A prospective, randomised, open label study to compare efficacy and safety of hydroxychloroquine and teneligliptin in patients of type 2 diabetes mellitus refractory to concomitant metformin and glimepiride

Abstract

Background: Diabetes mellitus is chronic, metabolic disease characterized by hyperglycemia, which over time causes both microvascular and macrovascular complications. If HbA1c target is not achieved with dual therapy then 3rd drug is added. Aims of present study were to compare efficacy and safety of Hydroxychloroquine (HCQ) and Teneligliptin in patients of T2DM who are refractory to concomitant Metformin and Glimepiride. Methods: It was interventional, randomized, prospective, parallel and open-label study. Patients were randomly divided into 2 groups either HCQ 400mg OD or Teneligliptin 20mg OD were added to their current treatment using Metformin 1gm BD and Glimepiride 4 mg OD as 3rd drug. Follow up was done every 15 days for 12 weeks and underwent assessment of glycaemic parameters (FBS, PPG, HbA1c), LFT, RFT, CBC, ADRs and VAS in addition to anthropometric parameters. Results: After 12 weeks of treatment, HCQ group showed statistically (p<0.05) better improvement in BMI than Teneligliptin group.
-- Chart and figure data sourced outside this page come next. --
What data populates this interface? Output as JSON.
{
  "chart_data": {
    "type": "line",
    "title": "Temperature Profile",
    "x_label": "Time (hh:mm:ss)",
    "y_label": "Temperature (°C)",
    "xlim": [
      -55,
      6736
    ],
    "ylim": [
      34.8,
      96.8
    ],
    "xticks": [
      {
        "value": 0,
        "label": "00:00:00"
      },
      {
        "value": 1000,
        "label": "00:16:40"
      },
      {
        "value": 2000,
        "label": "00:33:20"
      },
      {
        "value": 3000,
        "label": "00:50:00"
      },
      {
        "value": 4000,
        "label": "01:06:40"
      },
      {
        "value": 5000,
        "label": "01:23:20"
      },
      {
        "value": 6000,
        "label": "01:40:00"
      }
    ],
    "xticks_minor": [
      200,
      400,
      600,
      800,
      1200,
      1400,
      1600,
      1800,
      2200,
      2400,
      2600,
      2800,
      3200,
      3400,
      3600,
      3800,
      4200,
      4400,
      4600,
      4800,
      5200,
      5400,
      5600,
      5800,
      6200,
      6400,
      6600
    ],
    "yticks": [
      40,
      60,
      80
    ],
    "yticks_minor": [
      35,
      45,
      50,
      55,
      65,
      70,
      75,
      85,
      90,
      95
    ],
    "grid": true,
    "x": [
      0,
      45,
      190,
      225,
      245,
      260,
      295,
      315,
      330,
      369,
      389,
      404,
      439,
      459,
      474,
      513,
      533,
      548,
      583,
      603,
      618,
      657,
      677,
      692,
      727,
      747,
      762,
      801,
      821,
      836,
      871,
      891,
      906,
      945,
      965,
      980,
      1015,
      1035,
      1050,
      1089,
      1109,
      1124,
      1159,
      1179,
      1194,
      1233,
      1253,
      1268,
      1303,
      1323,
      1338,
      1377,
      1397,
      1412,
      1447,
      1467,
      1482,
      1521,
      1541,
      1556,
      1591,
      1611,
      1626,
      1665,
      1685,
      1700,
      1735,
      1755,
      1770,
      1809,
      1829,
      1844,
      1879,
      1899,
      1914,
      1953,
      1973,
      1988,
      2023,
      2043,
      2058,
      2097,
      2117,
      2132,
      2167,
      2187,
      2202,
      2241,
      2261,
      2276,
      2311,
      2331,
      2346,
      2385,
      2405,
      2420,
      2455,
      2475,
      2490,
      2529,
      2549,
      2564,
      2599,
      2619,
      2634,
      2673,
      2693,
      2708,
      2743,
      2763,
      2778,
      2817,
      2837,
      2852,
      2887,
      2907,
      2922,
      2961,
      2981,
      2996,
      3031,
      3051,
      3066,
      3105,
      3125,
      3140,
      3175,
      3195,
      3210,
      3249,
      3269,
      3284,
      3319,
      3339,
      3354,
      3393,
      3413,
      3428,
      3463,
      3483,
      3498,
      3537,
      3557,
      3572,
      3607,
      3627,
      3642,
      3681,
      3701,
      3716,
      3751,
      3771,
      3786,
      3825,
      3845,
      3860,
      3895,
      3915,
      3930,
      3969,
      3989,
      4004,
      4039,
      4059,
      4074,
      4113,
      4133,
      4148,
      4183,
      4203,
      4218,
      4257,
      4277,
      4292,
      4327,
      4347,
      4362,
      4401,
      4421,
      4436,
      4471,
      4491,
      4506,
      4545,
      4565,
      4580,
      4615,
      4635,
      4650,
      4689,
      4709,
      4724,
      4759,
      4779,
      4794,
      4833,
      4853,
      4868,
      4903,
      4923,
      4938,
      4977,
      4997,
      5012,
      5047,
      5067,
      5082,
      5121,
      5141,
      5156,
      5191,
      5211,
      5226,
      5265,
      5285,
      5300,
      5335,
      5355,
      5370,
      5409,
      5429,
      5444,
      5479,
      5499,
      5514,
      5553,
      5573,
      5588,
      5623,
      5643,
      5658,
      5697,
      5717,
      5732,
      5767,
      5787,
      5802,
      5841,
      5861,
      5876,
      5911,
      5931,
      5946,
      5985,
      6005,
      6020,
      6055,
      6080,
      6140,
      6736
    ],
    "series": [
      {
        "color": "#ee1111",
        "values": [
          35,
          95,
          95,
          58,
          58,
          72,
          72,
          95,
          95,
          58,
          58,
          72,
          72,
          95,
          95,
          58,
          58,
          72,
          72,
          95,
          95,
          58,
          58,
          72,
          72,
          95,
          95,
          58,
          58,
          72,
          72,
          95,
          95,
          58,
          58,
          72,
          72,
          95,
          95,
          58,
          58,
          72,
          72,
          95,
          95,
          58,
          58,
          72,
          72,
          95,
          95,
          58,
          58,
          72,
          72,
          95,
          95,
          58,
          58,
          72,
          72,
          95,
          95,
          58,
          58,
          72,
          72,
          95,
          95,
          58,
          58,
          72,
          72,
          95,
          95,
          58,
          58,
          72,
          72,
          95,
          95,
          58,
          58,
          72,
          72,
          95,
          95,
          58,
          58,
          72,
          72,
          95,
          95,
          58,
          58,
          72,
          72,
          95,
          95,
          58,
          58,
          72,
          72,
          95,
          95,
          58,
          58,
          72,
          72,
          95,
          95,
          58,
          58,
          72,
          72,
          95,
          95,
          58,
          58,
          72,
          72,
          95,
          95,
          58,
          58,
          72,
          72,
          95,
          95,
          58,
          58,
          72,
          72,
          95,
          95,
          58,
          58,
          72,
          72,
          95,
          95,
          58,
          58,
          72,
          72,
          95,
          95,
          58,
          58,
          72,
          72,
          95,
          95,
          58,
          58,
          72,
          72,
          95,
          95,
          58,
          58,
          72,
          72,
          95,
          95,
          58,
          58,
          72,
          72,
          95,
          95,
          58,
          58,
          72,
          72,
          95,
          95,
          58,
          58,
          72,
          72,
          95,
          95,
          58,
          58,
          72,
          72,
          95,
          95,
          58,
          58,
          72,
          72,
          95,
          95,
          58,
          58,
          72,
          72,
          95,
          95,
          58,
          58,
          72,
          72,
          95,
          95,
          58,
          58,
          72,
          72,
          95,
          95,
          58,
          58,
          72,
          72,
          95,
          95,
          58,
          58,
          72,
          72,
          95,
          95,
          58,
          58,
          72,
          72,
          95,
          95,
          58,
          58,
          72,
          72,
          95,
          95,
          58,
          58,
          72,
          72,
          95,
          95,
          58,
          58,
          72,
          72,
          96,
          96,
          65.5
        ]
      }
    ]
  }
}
Both groups showed comparable improvement (p>0.05) from baseline in FBS, HbA1c, PPG and VAS score. In HCQ group there was significant number (p<0.05) of patients who achieved target glycaemic control (HbA1c ≤7.5%) i.e., 56.6%, compared to 37% with Teneligliptin group. Both groups had comparable (p>0.05) safety profile with no serious adverse effects and no significant change (p>0.05) in hepatic, renal and complete blood profiles. Conclusions: On the basis of effects of HCQ on the glycaemic parameters and BMI, HCQ may be preferred over Teneligliptin in patients of T2DM who are refractory to concomitant Metformin and Glimepiride.